Single by Toni Pearen

from the album Intimate
- B-side: "Love Vibration"
- Released: 9 November 1992
- Genre: Pop
- Length: 4:24
- Label: Mushroom
- Songwriter(s): Oliver Leiber, John Shanks, Ellen Shipley
- Producer(s): Peter Blyton

Toni Pearen singles chronology
|  | "In Your Room" (1992) | "I Want You" (1993) |

= In Your Room (Toni Pearen song) =

1992 singe by Toni Pearen

"In Your Room" is a song by Australian actress and singer Toni Pearen, released in November 1992. The single debuted at number 54 on the Australian ARIA top 100 singles chart dated week ending 22 November 1992, and rose to its peak of number 10 week ending 17 January 1993. The single spent 17 weeks in the top 50, with 1 week spent out of the chart to re-enter at 50 the following week ending 21 March 1993 and 30 weeks in the top 100. It achieved an ARIA gold certification for shipments exceeding 35,000.

At the time her music career began, Pearen had been a popular cast member of Australian drama series E Street. Following in the footsteps of Kylie Minogue, several Australian female soap actresses launched a pop career, to varying degrees of success.

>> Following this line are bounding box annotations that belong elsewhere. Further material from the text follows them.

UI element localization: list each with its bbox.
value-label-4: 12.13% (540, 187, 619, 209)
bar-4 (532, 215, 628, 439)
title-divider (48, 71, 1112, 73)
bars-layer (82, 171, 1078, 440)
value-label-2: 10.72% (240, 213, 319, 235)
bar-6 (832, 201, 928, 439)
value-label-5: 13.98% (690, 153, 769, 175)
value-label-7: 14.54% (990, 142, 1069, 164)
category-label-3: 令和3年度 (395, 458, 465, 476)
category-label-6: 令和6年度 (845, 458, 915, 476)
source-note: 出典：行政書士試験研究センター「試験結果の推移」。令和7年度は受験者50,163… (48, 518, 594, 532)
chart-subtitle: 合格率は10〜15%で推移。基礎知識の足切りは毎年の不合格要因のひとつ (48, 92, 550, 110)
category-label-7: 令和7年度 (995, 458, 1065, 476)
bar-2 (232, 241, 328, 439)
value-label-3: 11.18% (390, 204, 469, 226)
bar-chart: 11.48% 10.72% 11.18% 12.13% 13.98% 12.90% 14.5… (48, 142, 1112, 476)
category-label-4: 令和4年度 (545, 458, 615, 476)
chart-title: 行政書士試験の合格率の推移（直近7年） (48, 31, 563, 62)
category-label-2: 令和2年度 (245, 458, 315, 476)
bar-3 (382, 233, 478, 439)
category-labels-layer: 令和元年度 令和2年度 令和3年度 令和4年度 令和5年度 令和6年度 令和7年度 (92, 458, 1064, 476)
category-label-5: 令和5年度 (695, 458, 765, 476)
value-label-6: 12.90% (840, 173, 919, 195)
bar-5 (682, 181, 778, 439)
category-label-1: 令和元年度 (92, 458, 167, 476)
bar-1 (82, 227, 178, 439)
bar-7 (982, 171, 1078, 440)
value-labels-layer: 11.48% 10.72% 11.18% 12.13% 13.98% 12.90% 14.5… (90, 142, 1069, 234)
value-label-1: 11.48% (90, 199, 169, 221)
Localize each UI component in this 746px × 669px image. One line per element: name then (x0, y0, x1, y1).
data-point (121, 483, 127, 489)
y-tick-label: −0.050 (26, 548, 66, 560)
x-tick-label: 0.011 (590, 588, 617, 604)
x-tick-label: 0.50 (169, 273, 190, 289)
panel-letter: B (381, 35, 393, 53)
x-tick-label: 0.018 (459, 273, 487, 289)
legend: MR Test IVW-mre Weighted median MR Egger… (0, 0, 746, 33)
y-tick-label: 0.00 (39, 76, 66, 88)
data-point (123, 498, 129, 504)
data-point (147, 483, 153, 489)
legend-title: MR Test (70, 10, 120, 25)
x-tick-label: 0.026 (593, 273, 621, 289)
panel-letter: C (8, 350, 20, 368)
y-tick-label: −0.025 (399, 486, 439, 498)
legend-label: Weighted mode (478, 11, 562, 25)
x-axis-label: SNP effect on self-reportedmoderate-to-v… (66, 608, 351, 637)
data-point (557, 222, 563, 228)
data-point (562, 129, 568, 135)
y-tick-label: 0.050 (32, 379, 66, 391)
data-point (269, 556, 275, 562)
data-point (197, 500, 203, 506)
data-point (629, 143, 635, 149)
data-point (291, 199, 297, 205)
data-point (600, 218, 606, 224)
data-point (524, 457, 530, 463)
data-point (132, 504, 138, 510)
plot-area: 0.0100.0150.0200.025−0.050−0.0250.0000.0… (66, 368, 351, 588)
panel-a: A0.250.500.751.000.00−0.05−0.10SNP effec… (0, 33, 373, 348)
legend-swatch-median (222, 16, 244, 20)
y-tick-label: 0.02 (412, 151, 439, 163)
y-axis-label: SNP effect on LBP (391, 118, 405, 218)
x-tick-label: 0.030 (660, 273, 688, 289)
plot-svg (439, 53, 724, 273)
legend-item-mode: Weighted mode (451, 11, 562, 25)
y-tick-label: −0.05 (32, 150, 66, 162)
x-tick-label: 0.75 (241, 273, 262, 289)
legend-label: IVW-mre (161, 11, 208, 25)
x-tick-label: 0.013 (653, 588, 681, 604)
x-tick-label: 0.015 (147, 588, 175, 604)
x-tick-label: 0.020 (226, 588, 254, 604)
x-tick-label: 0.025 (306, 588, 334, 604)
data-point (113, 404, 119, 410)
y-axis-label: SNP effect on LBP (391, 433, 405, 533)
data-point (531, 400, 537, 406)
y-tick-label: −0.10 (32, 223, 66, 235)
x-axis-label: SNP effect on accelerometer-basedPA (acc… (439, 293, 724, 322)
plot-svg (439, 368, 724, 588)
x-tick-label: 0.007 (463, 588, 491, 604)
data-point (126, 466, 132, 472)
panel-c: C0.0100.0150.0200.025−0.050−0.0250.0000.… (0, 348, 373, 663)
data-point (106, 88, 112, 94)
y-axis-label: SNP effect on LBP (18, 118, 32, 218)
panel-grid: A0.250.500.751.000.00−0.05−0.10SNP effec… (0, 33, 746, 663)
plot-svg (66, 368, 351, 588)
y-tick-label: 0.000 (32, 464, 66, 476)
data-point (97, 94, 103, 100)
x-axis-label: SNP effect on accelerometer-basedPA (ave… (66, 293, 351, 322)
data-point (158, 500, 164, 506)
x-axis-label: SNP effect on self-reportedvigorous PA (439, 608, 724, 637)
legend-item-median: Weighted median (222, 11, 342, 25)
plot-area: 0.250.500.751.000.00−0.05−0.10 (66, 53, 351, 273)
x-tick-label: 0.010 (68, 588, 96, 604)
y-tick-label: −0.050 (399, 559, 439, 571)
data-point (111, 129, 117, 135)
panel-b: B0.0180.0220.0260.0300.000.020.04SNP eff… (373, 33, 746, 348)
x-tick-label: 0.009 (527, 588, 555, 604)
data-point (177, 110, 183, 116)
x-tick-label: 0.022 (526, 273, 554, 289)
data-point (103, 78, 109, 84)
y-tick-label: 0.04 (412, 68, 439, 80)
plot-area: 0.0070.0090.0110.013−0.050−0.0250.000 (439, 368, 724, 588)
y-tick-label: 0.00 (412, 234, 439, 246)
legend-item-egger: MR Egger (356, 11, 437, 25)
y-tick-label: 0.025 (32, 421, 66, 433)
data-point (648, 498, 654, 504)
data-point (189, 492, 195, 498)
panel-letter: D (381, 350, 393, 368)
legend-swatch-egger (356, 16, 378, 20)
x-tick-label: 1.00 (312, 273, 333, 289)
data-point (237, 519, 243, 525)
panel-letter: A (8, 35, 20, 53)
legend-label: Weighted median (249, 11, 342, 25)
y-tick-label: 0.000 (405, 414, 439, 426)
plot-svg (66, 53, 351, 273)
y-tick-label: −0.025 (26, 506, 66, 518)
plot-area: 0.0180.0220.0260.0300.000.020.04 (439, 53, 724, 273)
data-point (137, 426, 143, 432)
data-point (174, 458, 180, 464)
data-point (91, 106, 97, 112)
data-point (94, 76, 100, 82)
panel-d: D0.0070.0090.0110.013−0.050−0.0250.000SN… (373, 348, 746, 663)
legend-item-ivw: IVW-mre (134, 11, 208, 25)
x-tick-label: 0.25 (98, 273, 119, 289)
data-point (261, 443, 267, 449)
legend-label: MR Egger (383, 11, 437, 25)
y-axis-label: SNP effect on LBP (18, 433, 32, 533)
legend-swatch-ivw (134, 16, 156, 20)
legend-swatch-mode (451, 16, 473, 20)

Toni Pearen achieved two consecutive top ten hits in Australia, but subsequent singles and an album were less successful.

==Track listings==
CD and cassette
1. "In Your Room" - 4:24
2. "Love Vibration" - 4:39

CD digipak single
1. "In Your Room"
2. "In Your Room (12-inch Remix)" - 5:09
3. "Love Vibration" - 4:39
4. "In Your Room (12-inch Dub)" - 5:11
5. "Love Vibration (Instrumental)" - 4:50

12-inch vinyl
1. A1 "In Your Room (12-inch Remix)" - 5:09
2. A2 "In Your Room (12-inch Instrumental)" - 5:09
3. B1 "Love Vibration" - 4:39
4. B2 "Love Vibration (Instrumental)" - 4:39

==Charts==
===Weekly charts===

| Chart (1993) | Peak position |
|---|---|
| Australia (ARIA) | 10 |

===Year-end charts===

| Chart (1993) | Position |
|---|---|
| Australia (ARIA) | 98 |

==Certifications==

| Region | Certification | Certified units/sales |
| Australia (ARIA) | Gold | 35,000^{^} |
^{^} Shipments figures based on certification alone.